Dans les gains de la masse forestière et donc du retrait du CO2 de l'atmosphère, se distinguent ceux obtenus en Russie et en Chine. Les mesures satellitaires montrent que dans les deux pays, la couverture végétale a augmenté au cours des dernières décennies, bien que pour des raisons très différentes. «En Russie, les forêts ont naturellement occupé des terres agricoles abandonnées après la chute du communisme. Pendant ce temps, en Chine, les projets de reboisement massif d’arbres ont largement contribué à la biomasse mondiale."Liu maintient, ajoutant que"entre les deux acteurs, compenser plus de la moitié de la perte de carbone due à la déforestation tropicale«.
Plus précisément, la perte de forêts tropicales humides a entraîné une réduction de sa capacité à retenir le carbone volé dans l'atmosphère d'environ 210.000 tonnes de CO2 (Tm / CO2) entre 2003 et 2012. Pour sa part, la nouvelle couverture végétale en Russie et en Chine capture chaque année 100.000 et 70.000 Tm / CO2 respectivement. Si nous tenons compte du fait que la contribution des forêts tropicales au total est de 44%, pour un 17% des forêts tempérées et boréales, la Chine et la Russie méritent des applaudissements.
À cela, nous ajoutons la progression des zones d'arbustes, des zones d'arbustes et des champs cultivés. Plusieurs facteurs renforcent le protagonisme de ces acteurs, tels que: les changements d’utilisation des terres, les meilleures techniques agricoles, la réduction des incendies.
Dans cette réalité, il y a des éléments clés, car il est évident que l'une des raisons est l'augmentation de l'efficacité d'utilisation de l'eau due à l'augmentation du CO2 dans l'atmosphère.
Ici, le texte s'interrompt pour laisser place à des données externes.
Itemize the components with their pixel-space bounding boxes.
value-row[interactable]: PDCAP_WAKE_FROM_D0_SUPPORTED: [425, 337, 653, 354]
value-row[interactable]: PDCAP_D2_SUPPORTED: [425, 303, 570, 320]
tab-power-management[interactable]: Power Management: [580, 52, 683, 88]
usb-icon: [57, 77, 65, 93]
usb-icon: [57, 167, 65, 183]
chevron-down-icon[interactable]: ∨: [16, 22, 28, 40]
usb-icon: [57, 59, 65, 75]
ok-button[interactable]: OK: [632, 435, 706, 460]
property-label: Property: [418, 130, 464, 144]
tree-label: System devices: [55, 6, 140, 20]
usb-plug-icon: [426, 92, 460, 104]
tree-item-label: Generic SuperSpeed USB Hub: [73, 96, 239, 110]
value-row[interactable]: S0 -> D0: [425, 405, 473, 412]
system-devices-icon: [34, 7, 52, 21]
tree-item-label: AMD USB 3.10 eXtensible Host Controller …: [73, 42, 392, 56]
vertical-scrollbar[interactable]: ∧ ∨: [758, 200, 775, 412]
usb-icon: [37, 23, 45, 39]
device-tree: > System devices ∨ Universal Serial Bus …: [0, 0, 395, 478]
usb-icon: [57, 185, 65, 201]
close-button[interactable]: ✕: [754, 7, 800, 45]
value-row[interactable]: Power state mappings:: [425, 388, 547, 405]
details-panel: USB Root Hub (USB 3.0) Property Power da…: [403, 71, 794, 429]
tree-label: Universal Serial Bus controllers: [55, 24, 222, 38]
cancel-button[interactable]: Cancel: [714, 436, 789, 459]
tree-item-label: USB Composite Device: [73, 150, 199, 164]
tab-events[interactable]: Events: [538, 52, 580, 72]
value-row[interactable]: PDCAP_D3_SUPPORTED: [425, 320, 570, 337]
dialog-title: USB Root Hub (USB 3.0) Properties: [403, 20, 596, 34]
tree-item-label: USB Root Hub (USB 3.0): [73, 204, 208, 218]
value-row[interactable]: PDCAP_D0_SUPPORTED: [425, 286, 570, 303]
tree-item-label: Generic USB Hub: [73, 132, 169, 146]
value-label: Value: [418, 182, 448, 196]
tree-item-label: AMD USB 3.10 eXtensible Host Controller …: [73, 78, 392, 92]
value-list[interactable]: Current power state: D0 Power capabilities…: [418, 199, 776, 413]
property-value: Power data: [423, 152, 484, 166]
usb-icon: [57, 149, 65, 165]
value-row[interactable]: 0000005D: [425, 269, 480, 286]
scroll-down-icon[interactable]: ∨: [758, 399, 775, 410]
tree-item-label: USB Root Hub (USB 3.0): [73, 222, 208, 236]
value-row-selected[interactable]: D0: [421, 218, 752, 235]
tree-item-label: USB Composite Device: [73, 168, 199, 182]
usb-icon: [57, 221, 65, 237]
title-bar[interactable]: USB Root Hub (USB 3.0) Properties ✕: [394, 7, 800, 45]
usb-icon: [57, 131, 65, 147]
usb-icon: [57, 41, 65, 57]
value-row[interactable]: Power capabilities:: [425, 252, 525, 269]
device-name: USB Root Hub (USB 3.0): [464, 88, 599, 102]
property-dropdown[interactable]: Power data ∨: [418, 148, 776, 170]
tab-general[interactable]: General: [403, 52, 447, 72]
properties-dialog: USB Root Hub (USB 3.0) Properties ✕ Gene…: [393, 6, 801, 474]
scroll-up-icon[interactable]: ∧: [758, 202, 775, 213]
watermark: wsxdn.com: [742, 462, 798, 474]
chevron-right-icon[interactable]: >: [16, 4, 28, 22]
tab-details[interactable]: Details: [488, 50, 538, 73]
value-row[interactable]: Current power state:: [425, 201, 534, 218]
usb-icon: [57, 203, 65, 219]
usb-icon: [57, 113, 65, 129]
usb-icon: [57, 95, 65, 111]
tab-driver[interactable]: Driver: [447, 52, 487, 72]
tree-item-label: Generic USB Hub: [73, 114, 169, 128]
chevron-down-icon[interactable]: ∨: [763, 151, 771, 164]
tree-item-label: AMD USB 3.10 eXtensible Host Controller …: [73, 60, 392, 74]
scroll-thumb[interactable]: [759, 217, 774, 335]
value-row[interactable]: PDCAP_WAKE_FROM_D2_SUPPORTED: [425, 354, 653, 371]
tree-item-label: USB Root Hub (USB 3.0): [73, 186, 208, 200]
Cela peut sembler un paradoxe, mais le CO2 C'est mauvais pour le climat mais pas pour les plantes, comme le dit le directeur du Global Carbon Project, le Catalan Josep Canadell.
Comme dans une serre où la concentration de dioxyde de carbone est plus élevée, les stomates de la plante (les pores des feuilles qui lui permettent de respirer) n'ont pas besoin de s'ouvrir autant pour absorber la même quantité de CO.2, perdant avec cela moins d'eau, ils peuvent utiliser pour grandir plus.
L'autre facteur est lié à l'oscillation thermique El Niño et à son inversion, La Niña. Ce phénomène, qui commence dans l’océan Pacifique, affecte les régimes de pluie, alternant des périodes très sèches avec des mois de pluies torrentielles dans les zones où dominent les savanes ou les garrigues.
«Les changements climatiques entraînent une plus grande variabilité du climat et, par conséquent, des cycles d'expansion et d'effondrement. Nous avons étudié ces cycles et la végétation se développe davantage lorsqu'il y a plus de pluie que de perdre lorsqu'il y en a moins. Nous pensons donc que le résultat final est que les systèmes peuvent capter plus de carbone.«explique le directeur exécutif du Global Carbon Project.
Cependant, cette augmentation de la verdure de la planète ne suffit pas. Comme le rappelle Canadell : «nous savons qu'environ 50% des émissions provenant d'activités humaines restent dans l'atmosphère même après que l'autre moitié ait été éliminée par la végétation terrestre et les océans. Le seul moyen de stabiliser le système climatique est de réduire à zéro les émissions de combustibles fossiles«.